Nel caricatore GRUB2 identificate 8 vulnerabilità. La più pericolosa il problema (CVE-2020-10713), soprannominata BootHole, consente di eludere il meccanismo UEFI Secure Boot e installare malware non verificato. L'aspetto distintivo di questa vulnerabilità è che per risolverla non è sufficiente aggiornare GRUB2, poiché l'attaccante potrebbe utilizzare un supporto di avvio con una vecchia versione vulnerabile, firmata digitalmente. L'attaccante può compromettere il processo di verifica non solo di Linux, ma anche di altri sistemi operativi, inclusi Windows.

Il problema è risolvibile solo aggiornando il sistema l'elenco dei certificati revocati (dbx, UEFI Revocation List), ma in questo caso si perderà la possibilità di utilizzare i vecchi supporti di installazione con Linux. Alcuni produttori di hardware hanno già incluso nelle loro firmware un elenco aggiornato di certificati revocati, su tali sistemi in modalità UEFI Secure Boot sarà possibile avviare solo le versioni aggiornate delle distribuzioni Linux.

Per risolvere la vulnerabilità nei pacchetti delle distribuzioni sarà necessario aggiornare anche gli installer, i caricamenti, i pacchetti del kernel, i firmware fwupd e il layer shim, generando per essi nuove firme digitali. Gli utenti dovranno aggiornare le immagini di installazione e altri supporti di avvio, e caricare l'elenco dei certificati revocati (dbx) nel firmware UEFI. Fino all'aggiornamento del dbx in UEFI, il sistema rimane vulnerabile indipendentemente dagli aggiornamenti installati nel sistema operativo.
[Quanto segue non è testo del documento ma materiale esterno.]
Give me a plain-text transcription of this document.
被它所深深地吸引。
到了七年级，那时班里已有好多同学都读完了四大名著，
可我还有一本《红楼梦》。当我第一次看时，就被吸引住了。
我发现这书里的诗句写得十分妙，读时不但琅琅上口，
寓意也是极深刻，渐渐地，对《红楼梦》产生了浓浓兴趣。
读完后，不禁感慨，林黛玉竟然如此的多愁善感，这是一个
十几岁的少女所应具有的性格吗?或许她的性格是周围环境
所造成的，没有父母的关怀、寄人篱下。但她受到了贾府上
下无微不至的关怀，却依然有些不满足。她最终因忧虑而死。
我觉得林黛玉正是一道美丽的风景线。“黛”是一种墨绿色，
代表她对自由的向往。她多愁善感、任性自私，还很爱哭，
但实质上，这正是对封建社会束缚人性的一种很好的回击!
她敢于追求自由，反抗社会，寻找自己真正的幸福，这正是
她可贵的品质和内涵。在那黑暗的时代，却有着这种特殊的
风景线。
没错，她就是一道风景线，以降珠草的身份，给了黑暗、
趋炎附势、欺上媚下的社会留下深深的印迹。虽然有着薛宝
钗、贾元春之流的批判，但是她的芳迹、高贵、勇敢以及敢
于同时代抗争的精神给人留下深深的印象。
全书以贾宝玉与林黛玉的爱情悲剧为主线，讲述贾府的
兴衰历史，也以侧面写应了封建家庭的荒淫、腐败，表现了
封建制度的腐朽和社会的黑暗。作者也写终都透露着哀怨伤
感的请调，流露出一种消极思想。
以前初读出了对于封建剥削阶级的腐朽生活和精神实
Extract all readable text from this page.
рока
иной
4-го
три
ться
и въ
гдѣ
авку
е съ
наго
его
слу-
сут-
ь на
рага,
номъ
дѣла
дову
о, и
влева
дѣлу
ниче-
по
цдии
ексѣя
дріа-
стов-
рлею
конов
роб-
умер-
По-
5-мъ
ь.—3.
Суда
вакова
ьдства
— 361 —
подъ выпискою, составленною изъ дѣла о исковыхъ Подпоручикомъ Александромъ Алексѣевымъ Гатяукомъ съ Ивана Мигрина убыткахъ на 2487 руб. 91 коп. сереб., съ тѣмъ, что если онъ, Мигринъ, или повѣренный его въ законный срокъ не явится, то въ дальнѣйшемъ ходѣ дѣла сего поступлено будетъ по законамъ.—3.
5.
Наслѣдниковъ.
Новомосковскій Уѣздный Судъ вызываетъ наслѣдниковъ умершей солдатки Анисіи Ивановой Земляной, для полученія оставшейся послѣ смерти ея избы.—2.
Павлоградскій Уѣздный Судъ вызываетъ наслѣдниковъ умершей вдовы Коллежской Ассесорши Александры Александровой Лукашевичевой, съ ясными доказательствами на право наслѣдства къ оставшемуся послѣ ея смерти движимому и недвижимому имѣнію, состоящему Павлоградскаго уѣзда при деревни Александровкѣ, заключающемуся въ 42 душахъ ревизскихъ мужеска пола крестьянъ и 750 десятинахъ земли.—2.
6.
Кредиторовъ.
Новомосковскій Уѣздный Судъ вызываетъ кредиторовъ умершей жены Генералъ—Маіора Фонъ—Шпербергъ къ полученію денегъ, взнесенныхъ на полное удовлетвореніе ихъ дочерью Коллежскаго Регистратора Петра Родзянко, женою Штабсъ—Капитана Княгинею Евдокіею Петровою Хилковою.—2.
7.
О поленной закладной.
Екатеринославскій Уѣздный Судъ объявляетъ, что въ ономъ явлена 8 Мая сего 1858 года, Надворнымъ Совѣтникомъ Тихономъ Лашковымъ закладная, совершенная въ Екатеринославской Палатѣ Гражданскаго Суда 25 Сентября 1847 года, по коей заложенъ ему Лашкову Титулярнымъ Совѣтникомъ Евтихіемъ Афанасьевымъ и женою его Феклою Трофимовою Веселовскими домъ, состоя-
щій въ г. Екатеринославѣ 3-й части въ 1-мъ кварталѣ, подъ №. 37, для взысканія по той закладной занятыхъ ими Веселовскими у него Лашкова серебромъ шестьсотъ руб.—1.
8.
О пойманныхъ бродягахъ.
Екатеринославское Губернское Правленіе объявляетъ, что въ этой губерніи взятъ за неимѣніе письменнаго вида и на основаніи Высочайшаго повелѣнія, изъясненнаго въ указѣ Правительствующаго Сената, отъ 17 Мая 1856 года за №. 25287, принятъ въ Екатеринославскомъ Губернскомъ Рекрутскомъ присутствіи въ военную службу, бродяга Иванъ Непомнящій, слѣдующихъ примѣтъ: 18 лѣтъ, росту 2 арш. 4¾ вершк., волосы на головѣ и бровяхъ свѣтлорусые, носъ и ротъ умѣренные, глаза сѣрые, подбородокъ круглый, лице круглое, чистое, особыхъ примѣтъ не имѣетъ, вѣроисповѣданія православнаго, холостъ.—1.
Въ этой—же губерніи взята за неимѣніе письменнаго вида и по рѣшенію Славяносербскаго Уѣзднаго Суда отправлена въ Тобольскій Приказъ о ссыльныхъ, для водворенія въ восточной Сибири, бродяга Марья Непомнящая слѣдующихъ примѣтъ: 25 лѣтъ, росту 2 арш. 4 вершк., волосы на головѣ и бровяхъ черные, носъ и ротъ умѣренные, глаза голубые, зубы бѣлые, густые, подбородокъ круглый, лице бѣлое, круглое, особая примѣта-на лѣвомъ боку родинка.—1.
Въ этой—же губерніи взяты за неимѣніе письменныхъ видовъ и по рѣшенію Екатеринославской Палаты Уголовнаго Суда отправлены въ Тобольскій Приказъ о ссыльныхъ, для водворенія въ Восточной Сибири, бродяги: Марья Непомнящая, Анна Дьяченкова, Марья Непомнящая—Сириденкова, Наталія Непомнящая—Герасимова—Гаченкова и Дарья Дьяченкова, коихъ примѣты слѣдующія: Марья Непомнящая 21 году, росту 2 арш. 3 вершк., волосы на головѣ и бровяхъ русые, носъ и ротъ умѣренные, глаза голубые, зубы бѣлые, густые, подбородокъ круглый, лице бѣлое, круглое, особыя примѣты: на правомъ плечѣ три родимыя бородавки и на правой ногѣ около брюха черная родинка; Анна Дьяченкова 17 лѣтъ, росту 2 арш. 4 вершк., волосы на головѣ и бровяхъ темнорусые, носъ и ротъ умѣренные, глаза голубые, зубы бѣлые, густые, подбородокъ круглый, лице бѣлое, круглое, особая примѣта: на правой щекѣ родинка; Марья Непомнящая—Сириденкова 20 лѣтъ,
Vulnerabilità causato attraverso un buffer overflow, che può essere sfruttato per eseguire codice arbitrario durante il processo di avvio.
La vulnerabilità si manifesta durante l'analisi del contenuto del file di configurazione grub.cfg, che di solito si trova nella partizione ESP (EFI System Partition) e può essere modificato da un attaccante con diritti di amministratore, senza compromettere l'integrità dei file eseguibili firmati shim e GRUB2. A causa di rimangono ancora non corretti. un errore nel parser di configurazione, il gestore di errori fatali di parsing YY_FATAL_ERROR non terminava il programma, ma emetteva solo un avviso. Il pericolo della vulnerabilità è mitigato dalla necessità di un accesso privilegiato al sistema, tuttavia, il problema potrebbe essere sfruttato per l'implementazione di rootkit nascosti in presenza di accesso fisico all'hardware (se è possibile avviare da un proprio supporto).

Nella maggior parte delle distribuzioni Linux, per l'avvio verificato viene utilizzato un piccolo livello shim, firmato digitalmente da Microsoft. Questo livello verifica GRUB2 con il proprio certificato, consentendo agli sviluppatori delle distribuzioni di non dover certificare ogni aggiornamento del kernel e di GRUB da Microsoft. La vulnerabilità consente, tramite la modifica del contenuto di grub.cfg, di eseguire il proprio codice dopo la verifica di shim, ma prima del caricamento del sistema operativo, infiltrandosi nella catena di fiducia durante la modalità Secure Boot attiva e ottenendo il controllo completo del successivo processo di avvio, inclusa l'avvio di un altro sistema operativo, la modifica dei componenti del sistema operativo e il bypass della protezione. Lockdown.

Vulnerabilità critica nel bootloader GRUB2 che consente di bypassare UEFI Secure Boot

Altre vulnerabilità in GRUB2:

  • CVE-2020-14308 — overflow del buffer a causa della mancanza di verifica delle dimensioni dell'area di memoria allocata in grub_malloc;
  • CVE-2020-14309 — overflow intero in grub_squash_read_symlink, che può portare alla scrittura di dati al di fuori del buffer allocato;
  • CVE-2020-14310 — overflow intero in read_section_from_string, che può portare alla scrittura di dati al di fuori del buffer allocato;
  • CVE-2020-14311 — overflow intero in grub_ext2_read_link, che può portare alla scrittura di dati al di fuori del buffer allocato;
  • CVE-2020-15705 — consente il caricamento di kernel non firmati durante il boot diretto in modalità Secure Boot senza livello shim;
  • CVE-2020-15706 — accesso a un'area di memoria già liberata (use-after-free) durante la ridefinizione di una funzione in tempo di esecuzione;
  • CVE-2020-15707 — overflow intero nel gestore della dimensione initrd.

Gli aggiornamenti dei pacchetti contenenti le correzioni sono stati rilasciati per Debian, Ubuntu, RHEL e SUSE. Per GRUB2 è stato proposto un insieme di patch.